New Features Since Launch
Emotional and Cognitive Pie Charts
The LIWC sentiment analysis was always under the hood, but now it’s visual. After each session, WriteDaily generates a set of charts breaking down your writing across multiple dimensions:
- Emotional state — positive vs. negative, happy vs. sad, affectionate vs. upset
- Cognitive mode — thinking (analytical) vs. feeling (emotional)
- Concerns — what were you actually writing about? Work, money, family, achievement, leisure, relationships, home, or death
- Time orientation — past, present, or future-focused language
- Social orientation — self-focused (“I”), inclusive (“we”), other-focused (“you”, “them”)
- Certainty — how confident or uncertain was your language?
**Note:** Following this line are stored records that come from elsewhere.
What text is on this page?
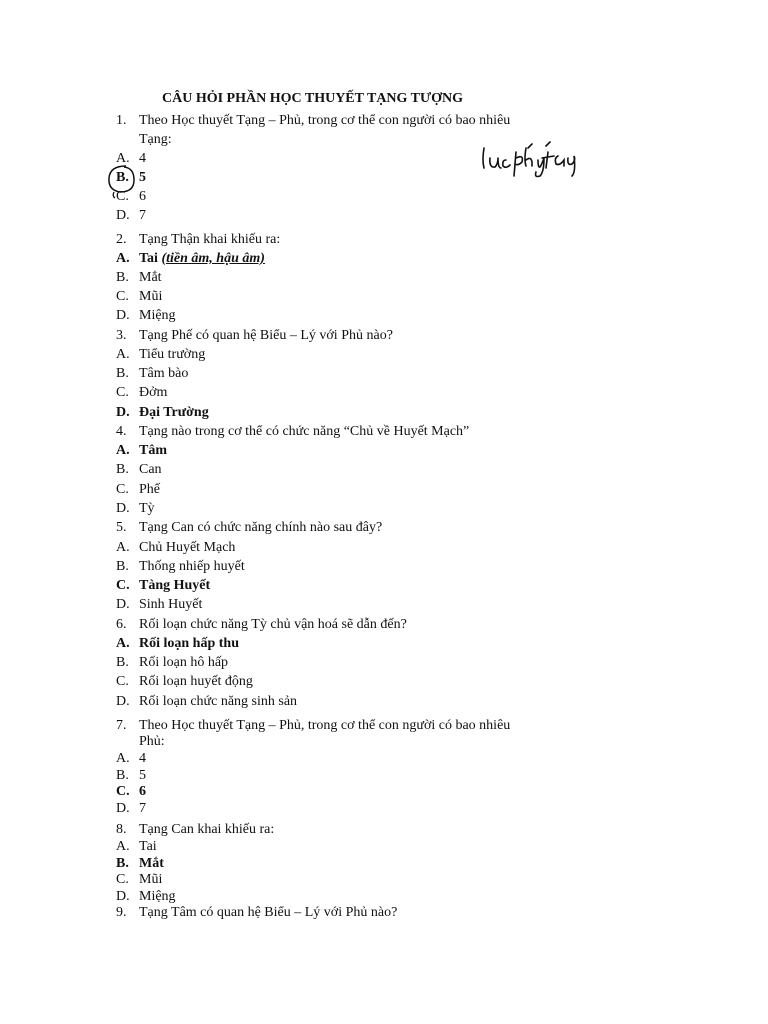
CÂU HỎI PHẦN HỌC THUYẾT TẠNG TƯỢNG
1. Theo Học thuyết Tạng – Phủ, trong cơ thể con người có bao nhiêu
Tạng:
A. 4
B. 5
C. 6
D. 7
2. Tạng Thận khai khiếu ra:
A. Tai (tiền âm, hậu âm)
B. Mắt
C. Mũi
D. Miệng
3. Tạng Phế có quan hệ Biểu – Lý với Phủ nào?
A. Tiểu trường
B. Tâm bào
C. Đởm
D. Đại Trường
4. Tạng nào trong cơ thể có chức năng “Chủ về Huyết Mạch”
A. Tâm
B. Can
C. Phế
D. Tỳ
5. Tạng Can có chức năng chính nào sau đây?
A. Chủ Huyết Mạch
B. Thống nhiếp huyết
C. Tàng Huyết
D. Sinh Huyết
6. Rối loạn chức năng Tỳ chủ vận hoá sẽ dẫn đến?
A. Rối loạn hấp thu
B. Rối loạn hô hấp
C. Rối loạn huyết động
D. Rối loạn chức năng sinh sản
7. Theo Học thuyết Tạng – Phủ, trong cơ thể con người có bao nhiêu
Phủ:
A. 4
B. 5
C. 6
D. 7
8. Tạng Can khai khiếu ra:
A. Tai
B. Mắt
C. Mũi
D. Miệng
9. Tạng Tâm có quan hệ Biểu – Lý với Phủ nào?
These charts make patterns visible that are invisible in the moment. I’ve discovered my most analytical writing happens mid-morning, while emotional depth peaks in late evening sessions.
Streak Tracking
The most requested feature is live. WriteDaily now tracks consecutive writing days and displays a visual calendar — green squares for days you hit 750 words, grey for days you fell short. It’s the GitHub contribution graph, but for your writing practice.
Early data: writers who maintain a 7-day streak are 3x more likely to still be writing a month later than those who skip days. The streak mechanic is a powerful motivator.
Weather Context
This one sounds frivolous, but bear with me. WriteDaily now logs the weather at your location during each writing session — temperature, conditions, and time of day. Over time, you can correlate your best writing with environmental factors.
So far, my own data shows I write 23% more words on overcast days than sunny ones. Statistical significance is questionable with my sample size, but it’s a fascinating correlation to track.
Distraction Detection
The tool now monitors tab focus. Switch away from your writing for more than 30 seconds? It registers as a distraction. The stats page shows your distraction count per session, and the long-term trend reveals your focus habits.
I learned I average 2.4 distractions per session. The most common culprit? Email. No surprise there.
What the Data Says About Daily Writing
With roughly 2,000 completed sessions across the user base, patterns are emerging:
The 12-minute barrier. Most writers who hit 750 words do so within 12–25 minutes. Sessions stretching beyond 30 minutes almost never reach the target — the writer has lost momentum.
Morning writers are more consistent. Sessions started before 10am have an 82% completion rate. Sessions started after 8pm drop to 47%.
Negative sentiment correlates with higher word counts. This one surprised me. Entries rated as predominantly negative in LIWC analysis average 834 words, while positive entries average 712. It seems we have more to say when we’re processing difficult emotions.
The “I” ratio. The most consistent writers use first-person pronouns at a higher rate than sporadic writers. Daily writing appears to cultivate introspection.
Technical Notes
The sentiment analysis engine is now a dedicated PHP class that processes entries through LIWC2007 in under 100ms. Charts are rendered client-side with jqPlot. The auto-save remains the backbone of reliability — I haven’t lost a single word in four months of daily use.
I’ve also open-sourced the LIWC parser. If you’re interested in computational linguistics, the code is available through the WriteDaily project page.
What’s Next
The roadmap for the second half of 2013:
- Writing prompts — optional daily prompts for days when the blank page feels insurmountable
- Community challenges — group word-count goals and leaderboards
- Export to Markdown — so your 750 words can become blog posts, newsletters, or book drafts
- Mobile-friendly editor — currently desktop-only, and that’s a limitation
If you write regularly, daily or not, try WriteDaily for a week. The data you’ll gather about your own writing habits is more revealing than you might expect.